Three-phase electric systems may have a fourth wire, called “neutral.” The “neutral” wire of a three-phase system will conduct electricity if the source and/or the load are unbalanced. In three-phase systems two sets of voltages and currents can be identified. These are the phase and line voltages and currents.
Figure 1.11 shows the main elements of a three-phase circuit. Three-phase circuits can have their sources and/or loads connected in wye (star) or in delta.
Almost without exception, turbine-driven generators have their windings connected in wye (star). Therefore in this book the source (or generator) will be shown wye-connected. There are a number of important reasons why turbogenerators are star-connected. They have to do with considerations about its effective protection as well as design (insulation, grounding, etc.). These will be discussed in the chapters covering stator construction, and operations.
On the other hand, loads can be found connected in star, delta, or a combination of the two. This book is not about circuit solutions; therefore the type of load connection will not be brought up herein.
Faraday’s Law of Electromagnetic Induction
This basic law, due to the genius of the great English chemist and physicist Michael Faraday (1791–1867), presents itself in two different forms:
1. A moving conductor cutting the lines of force (flux) of a constant magnetic field has a voltage induced in it.

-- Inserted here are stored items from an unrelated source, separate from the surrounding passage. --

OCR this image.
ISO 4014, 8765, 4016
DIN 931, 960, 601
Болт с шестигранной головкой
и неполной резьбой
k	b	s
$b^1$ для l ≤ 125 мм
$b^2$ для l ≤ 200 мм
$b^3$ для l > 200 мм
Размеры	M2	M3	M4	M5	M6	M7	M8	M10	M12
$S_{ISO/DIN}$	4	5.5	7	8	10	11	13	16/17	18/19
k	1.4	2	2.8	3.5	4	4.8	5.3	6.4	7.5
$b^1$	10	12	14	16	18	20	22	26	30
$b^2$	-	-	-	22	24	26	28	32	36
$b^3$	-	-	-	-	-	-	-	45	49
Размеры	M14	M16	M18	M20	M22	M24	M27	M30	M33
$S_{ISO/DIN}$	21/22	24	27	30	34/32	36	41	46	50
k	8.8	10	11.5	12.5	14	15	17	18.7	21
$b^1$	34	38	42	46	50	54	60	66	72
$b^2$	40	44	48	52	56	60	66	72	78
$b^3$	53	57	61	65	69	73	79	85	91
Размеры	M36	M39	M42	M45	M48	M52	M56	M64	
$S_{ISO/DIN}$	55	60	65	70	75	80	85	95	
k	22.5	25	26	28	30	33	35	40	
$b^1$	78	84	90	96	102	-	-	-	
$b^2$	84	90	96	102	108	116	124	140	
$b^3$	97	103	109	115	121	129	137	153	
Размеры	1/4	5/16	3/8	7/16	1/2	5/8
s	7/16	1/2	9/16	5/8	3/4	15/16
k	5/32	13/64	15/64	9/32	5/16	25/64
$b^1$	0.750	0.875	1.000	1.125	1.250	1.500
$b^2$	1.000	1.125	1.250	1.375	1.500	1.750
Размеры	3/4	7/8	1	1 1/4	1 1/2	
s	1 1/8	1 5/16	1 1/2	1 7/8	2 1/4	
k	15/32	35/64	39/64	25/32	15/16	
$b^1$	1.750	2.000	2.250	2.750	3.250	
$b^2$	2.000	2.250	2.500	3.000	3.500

2. A changing magnetic flux inside a loop made from a conductor material will induce a voltage in the loop.
In both instances the rate of change is the critical determinant of the resulting differential of potential. Figure 1.13 illustrates both cases of electromagnetic induction, and also provides the basic relationship between the changing flux and the voltage induced in the loop, for the first case, and the relationship between the induced voltage in a wire moving across a constant field, for the second case. The figure also shows one of the simple rules that can be used to determine the direction of the induced voltage in the moving conductor.